Contemporary Primitivism 21 april – 30 april 2015 , Melina Cultural Center Athens
Contemporary Primitivism 21 april -30 april 2015 , Melina Cultural Center Athens
Gabriel Grama – Universal Symbols
Picasso’s sources of inspiration had been a various until the African art exhibited a different way of viewing the world, something that is proved in his work ‘’ The ladies of Avignon ‘’ (1907). In his workshop, next to the immense naive –primitive paintings of Rousseau’ s , he kept sculptures from Oceania as well as African masks. One of the must , significant sculptors of the 20th century , Brancusi like many artists of his generation , was interested in the African art and other and primitive arts. His work ‘’ The kiss ’’(1908) , according to some aspects is considered to be the corresponding to ‘’ The ladies of Avignon’’ in sculpture.
Gabriel Grama, of Romanian origin and studies in sculture, remembers the traditions of his country and is influenced by her pagan worships and dances with traditional masks, as well as by the customs of East Europe, the Mediterranean, Egypt and North Africa. Through his paintings he talks about the universal symbols of life and fertility , as these exist in the contemporary world.
The focal points in his art are human beings (with central persons those of his wife , his son and his own) as well as their connection to nature and modern civilization. The mother with her child in her arms, the primitive dances and the buck as symbols of fertility are interlinked with forms that remind us of frozen buildings and cold machines. Forms which relegate to sculpture , bright colors which clash with one another (dominant is the presence of green and red that are used a lot in Romania ), patterns which refer to the linear design of Byzantine religious painting as well as the Japanese or Arabic type of writing , stylized figures in motion are what someone can seen when looking at the artist’s work . In some cases his human beings suffer from the civilization that they have created while in some others they dance liberated from it , wearing colorful tassels , fringes and earrings met at various customs.
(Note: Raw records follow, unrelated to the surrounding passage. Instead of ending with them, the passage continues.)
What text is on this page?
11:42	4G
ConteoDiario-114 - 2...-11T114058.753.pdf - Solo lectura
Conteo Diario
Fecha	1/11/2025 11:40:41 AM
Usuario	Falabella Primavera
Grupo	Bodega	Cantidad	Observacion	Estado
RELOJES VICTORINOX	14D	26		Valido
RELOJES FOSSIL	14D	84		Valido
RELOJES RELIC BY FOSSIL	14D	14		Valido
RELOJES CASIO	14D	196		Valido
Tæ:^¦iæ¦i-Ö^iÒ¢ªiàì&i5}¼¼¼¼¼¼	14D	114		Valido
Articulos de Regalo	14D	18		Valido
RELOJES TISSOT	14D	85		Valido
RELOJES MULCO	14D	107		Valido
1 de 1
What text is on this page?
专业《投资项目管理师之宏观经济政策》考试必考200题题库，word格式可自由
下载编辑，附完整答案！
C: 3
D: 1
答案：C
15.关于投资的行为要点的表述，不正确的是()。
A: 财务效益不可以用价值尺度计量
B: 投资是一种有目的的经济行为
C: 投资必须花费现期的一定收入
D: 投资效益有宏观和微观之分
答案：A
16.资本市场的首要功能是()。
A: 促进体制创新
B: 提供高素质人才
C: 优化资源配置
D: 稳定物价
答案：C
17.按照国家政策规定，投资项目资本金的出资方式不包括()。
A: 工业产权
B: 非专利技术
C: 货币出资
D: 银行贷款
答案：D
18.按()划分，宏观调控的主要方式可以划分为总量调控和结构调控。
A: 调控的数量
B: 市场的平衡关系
The artist states that ‘’ Contemporary primitivism work constitute my effort to express my opposition to what modern society has offered and presented in the recent years. My 50 paintings , mainly medium sized canvasses , or some even bigger , were produced in the years 2010-2015 . Influenced by the Balkan folklore, mainly the Romanian , the folk art of Middle East and North Africa , I combine schematic elements with decorative coloring in my distinctive penmanship. A lot of automizations and ways of expressions easily identified in my paintings , stem from the Byzantine religious painting , which I studied for years in Greece ‘’.
All things considered , behind the technology and the stifling world of our day and age , the human beings of Gabriel Grama despite their evolution , have the same primitive instincts and the same needs, regardless of their origin with the result of becoming themselves a universal symbol.